Friday, June 8, 2018

How to improve crunch's codebook generators

While writing Basis ETC I sat down and started to study the codebook generation process I used on crunch. crunch would create candidate representational vectors (for endpoints or selectors), clusterize these candidates (using top-down clusterization), assign blocks to the closest codebook entry, and then go and compute the best DXT1 endpoint or selectors to use for each cluster. That's basically it. Figuring out how to do this well on DXT1 took a lot of experimentation, so I didn't have the energy to go and improve it.

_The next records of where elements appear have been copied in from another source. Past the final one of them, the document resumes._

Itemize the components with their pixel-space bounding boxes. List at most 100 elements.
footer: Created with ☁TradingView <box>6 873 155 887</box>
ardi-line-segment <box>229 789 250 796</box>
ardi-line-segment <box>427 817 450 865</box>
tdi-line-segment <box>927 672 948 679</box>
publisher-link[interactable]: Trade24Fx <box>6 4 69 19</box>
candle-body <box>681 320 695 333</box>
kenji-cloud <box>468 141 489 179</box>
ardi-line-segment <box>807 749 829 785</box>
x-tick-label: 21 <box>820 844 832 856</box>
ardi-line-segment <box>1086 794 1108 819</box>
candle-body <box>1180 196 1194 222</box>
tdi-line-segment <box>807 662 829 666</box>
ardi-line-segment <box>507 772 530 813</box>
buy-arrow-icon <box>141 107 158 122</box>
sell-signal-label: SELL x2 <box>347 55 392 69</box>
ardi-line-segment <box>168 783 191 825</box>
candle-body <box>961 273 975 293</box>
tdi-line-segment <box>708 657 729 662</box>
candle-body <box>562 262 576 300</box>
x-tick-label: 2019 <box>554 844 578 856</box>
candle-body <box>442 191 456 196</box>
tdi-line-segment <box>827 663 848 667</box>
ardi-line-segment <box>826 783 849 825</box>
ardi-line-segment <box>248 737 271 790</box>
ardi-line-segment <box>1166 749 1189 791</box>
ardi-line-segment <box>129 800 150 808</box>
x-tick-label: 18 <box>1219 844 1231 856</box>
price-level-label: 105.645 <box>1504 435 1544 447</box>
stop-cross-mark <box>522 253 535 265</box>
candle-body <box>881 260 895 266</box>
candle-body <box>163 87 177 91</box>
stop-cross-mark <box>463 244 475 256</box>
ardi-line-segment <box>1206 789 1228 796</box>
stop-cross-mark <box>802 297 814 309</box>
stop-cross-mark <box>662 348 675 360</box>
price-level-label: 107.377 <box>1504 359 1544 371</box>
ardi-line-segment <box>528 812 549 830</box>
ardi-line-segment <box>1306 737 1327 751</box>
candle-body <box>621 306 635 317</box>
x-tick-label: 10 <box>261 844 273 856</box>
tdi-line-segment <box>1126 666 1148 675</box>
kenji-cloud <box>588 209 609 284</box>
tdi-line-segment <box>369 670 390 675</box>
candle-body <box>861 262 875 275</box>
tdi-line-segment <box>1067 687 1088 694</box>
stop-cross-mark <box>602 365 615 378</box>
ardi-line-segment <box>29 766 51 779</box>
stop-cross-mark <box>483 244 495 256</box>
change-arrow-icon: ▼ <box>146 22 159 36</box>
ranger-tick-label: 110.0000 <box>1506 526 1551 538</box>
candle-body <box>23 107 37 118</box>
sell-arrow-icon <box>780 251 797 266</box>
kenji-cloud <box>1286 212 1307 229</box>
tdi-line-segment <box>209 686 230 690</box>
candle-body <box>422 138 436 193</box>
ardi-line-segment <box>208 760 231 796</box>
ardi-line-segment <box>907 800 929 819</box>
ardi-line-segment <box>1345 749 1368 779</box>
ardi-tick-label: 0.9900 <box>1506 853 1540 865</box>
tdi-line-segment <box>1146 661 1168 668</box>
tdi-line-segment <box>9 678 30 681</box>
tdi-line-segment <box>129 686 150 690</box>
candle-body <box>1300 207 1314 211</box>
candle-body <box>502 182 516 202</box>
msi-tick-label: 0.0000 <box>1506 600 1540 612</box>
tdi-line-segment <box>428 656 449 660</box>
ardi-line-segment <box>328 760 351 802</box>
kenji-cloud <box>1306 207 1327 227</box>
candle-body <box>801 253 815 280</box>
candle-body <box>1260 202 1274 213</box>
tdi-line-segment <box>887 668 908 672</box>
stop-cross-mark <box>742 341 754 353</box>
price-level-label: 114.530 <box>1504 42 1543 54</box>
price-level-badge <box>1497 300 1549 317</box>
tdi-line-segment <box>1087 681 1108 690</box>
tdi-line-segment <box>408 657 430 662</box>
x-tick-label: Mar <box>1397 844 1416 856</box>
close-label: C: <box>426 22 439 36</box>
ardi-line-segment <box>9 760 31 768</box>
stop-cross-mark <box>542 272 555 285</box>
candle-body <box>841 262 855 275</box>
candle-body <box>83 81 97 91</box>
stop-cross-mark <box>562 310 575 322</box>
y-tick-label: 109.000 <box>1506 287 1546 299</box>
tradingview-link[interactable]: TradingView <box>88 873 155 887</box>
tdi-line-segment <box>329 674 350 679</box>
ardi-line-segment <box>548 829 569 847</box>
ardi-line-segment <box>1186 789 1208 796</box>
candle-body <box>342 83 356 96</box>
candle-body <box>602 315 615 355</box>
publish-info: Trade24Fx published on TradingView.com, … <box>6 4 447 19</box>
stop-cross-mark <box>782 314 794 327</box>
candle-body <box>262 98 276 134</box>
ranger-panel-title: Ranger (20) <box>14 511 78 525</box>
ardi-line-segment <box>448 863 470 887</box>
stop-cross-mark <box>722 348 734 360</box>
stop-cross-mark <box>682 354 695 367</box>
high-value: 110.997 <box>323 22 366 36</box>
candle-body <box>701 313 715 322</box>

Here are the visualizations:

After studying the clusterizations visualized as massive PNG files I saw a lot of nonsensical things. The algorithm worked, but sometimes clusters would be surprisingly large (in 6D for endpoints or 16D space for selectors), leading to unrelated blocks being lumped into the same cluster.

To fix this, I started using Lloyd's algorithm at a higher level, so the codebook could be refined over several iterations:

1. Create candidate codebook (like crunch)
2. Reassign each input block to the best codebook entry (by trying them all and computing the error of each), creating a new clusterization.
3. Compute new codebook entries (by optimizing the endpoints or selecting the best selectors to use for each cluster factoring in the block endpoints).
4. Repeat steps 2-3 X times. Each iteration will lower the overall error.

You also need to insert steps to identify redundant codebook entries and delete them. If the codebook becomes too small, you can find the cluster with the worst error and split it into two or more clusters.

Also, whenever you decide to use a different endpoint or selector to code a block, you've changed the clusterization used and you should recompute the codebook (factoring in the actual clusterization). Optimizations like selector RDO change the final clusterization.